While I haven't posted much about my MAG-85 project or blogged about it lately, I have continued to work with it until late 2018, when all my activity shifted toward making a cross-country move from the Sierra Foothills of northern California to Florida. Electronics got roughly pushed aside for activities like packing boxes, painting, minor home repairs, and so on. As it happens, a lot has happened with the MAG-85 that never got posted simply because posting what I do multiplies the time involved in doing it by about 4x, so I wanted to get to a stable point, collect all the information, then post it in one big update.
That was probably a bad choice, versus the do a little, post a little approach I started with.
Presently, I am in my new home and still getting my electronics stuff set up again. I have found the boxes with my MAG-85 stuff and organized them, and my soldering iron is out and in use, though I will not really have an electronics desk till next week or so while I reorganize some things in my "laboratory". I broke down my breadboard MAG-85 that was assembled on my HP Logic Lab--it wouldn't have survived the move as-is, and most of my work has been on my vectorboard assembly lately anyway. I will be reassembling a solderless breadboard version of the MAG-85 again, though, and I'll document that as I do it. I have the breadboard ready to go, in fact.

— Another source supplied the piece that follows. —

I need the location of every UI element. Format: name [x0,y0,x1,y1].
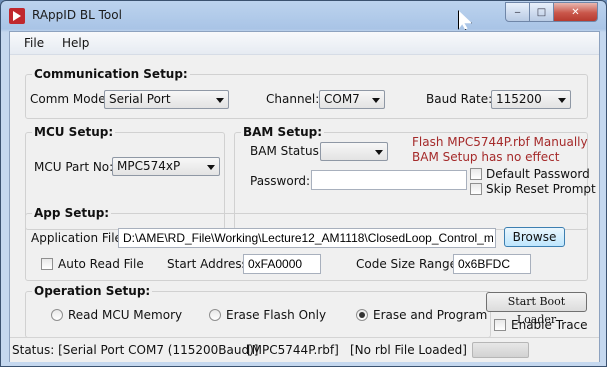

The major item of work hanging over me is the software--the monitor program. I have all the necessary pieces--the keyboard routines, the I/O routines for the display, the various functions such as reading memory, writing to memory, displaying blocks of memory to the display. It needs to be assembled into a complete program, though, along with the current software to perform setup of the system at power-on. I hope to assemble this into a cohesive "operating system" as I am building up the breadboard. I will do this initially with the NOVRAM as the sole memory, but will expect to adapt that circuit to the use of both EPROM and RAM, so that users can have a system with a secure section of memory. Since I also want to accommodate a variety of memory devices, and later memory expansion beyond the 8K of the original MAG-85, this gets complex enough that I don't want to hold up the development of a monitor for the current design.
Beyond the desktop versions of the system--breadboard or vectorboard--I hope to create a battery-powered handheld version of the design. I have always wanted to have a small 8080-compatible handheld system that I can plink away at while sitting in my easy chair. My current vectorboard version was a step in this direction. It's bulky, but can be used handheld. I can make it smaller, though. The provisions I made for expansion, along with being overly conservative about its thermal design, made it larger and more unweildy than it had to be. So beyond getting a working monitor, I intend to refine the design for handheld use.
Once I'm at the point of having a PCB, I expect to release it as an open design, so that anyone can get a board made without relying on me to produce them. I will release the software under an open license as well, so that a community can run with it.
Among the design changes I am considering (after reaching the point of getting a full monitor and stable basic system) are a display with 4 lines rather than two, to allow a more sophisticated interface for both the machine language monitor, and for a possible Tiny BASIC or Forth addition to the base software.